Many youths were victims of the “revolving door” of the foster care system where they are placed in a succession of foster homes which contribute to a sense of instability.
Several foster youth expressed concern over a “7-day-notice” that forces them to vacate the home if they acquired bad grades, got into a fight or came home late. Several foster youth commented that if the social worker is unable to find another foster home before the notice expired, the foster youth could be placed in a group home or juvenile hall. They felt that the 7-day-notice was unfair and should be amended.
“I was in 19 foster homes and one group home,” said attendee Leo Jimenez. “I went through a lot in foster care.”
“Federal and state outcomes are important, but it’s important to live in a home with people who love you, who think that you have potential and promise,” said Rodriguez, a former foster youth. “Kids should have input about what happens in their care. That feeling of not being in control leads to trauma,” she said.
Rodriguez felt strongly that more stringent recruitment methods should be enforced when selecting foster parents. “We don’t recruit in the right way.

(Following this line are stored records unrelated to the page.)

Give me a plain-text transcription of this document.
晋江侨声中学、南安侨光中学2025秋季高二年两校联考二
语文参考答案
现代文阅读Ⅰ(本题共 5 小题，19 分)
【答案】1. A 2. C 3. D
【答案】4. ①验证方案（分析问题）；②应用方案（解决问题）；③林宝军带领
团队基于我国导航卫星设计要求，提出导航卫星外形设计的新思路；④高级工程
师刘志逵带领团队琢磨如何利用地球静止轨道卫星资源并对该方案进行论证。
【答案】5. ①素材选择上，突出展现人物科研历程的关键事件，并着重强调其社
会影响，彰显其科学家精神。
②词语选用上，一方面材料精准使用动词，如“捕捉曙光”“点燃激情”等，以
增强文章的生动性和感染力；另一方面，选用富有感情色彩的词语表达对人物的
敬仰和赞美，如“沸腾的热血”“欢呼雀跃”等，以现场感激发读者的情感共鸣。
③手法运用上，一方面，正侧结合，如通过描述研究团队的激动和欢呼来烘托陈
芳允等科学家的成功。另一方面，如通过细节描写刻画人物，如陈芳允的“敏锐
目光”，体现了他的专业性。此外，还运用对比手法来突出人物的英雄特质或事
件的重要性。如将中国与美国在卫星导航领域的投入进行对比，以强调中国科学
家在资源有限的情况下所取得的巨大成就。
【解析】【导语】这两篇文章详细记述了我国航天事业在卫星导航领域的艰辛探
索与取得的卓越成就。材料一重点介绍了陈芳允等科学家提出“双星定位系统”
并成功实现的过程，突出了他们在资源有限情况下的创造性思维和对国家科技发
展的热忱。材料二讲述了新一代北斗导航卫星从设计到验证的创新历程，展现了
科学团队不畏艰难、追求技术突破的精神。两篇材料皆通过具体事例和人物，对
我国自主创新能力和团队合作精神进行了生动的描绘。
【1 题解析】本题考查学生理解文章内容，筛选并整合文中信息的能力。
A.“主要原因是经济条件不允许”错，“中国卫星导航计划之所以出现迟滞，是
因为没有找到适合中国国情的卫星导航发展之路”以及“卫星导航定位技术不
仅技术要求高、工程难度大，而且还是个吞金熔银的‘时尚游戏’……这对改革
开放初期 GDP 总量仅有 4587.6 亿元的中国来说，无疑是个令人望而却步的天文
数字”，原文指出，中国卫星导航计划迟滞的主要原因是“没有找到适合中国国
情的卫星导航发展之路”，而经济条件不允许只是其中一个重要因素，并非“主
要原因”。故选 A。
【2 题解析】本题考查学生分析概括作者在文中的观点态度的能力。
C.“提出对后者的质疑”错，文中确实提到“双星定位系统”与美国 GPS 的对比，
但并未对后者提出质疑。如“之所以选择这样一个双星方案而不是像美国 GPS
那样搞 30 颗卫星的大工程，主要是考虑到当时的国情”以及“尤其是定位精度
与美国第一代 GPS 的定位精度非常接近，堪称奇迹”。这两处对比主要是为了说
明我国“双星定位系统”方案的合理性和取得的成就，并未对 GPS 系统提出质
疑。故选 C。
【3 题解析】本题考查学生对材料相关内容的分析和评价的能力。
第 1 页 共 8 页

We need people who really like kids and who enjoy the company of children and who can deal with every young person as an individual. There’s a lot more we could do to renovate the system.”
“We need long-term, ongoing commitment to reform foster care,” said Kamlager.
Morgan, who has since “aged out” of the foster care system, recalls, “If I got into a fight in school or if I got bad grades, they (foster parents) kicked me out.” She said that foster youth yearn for unconditional love and acceptance from their foster parents, especially if they make a “mistake.” She felt foster parents should treat foster youth as if they were their own children. “If you have kids, you don’t kick your kids out,” Morgan pointed out. “You stay with them and you love them, even if they mess up.”
After the discussion, the attendees watched “Know How,” a gritty, eye-opening film written and acted by foster youth. Directed by filmmaker Escoriaza, the critically acclaimed film, which is currently airing on Netflix, depicted youths’ harrowing experiences in the foster care system.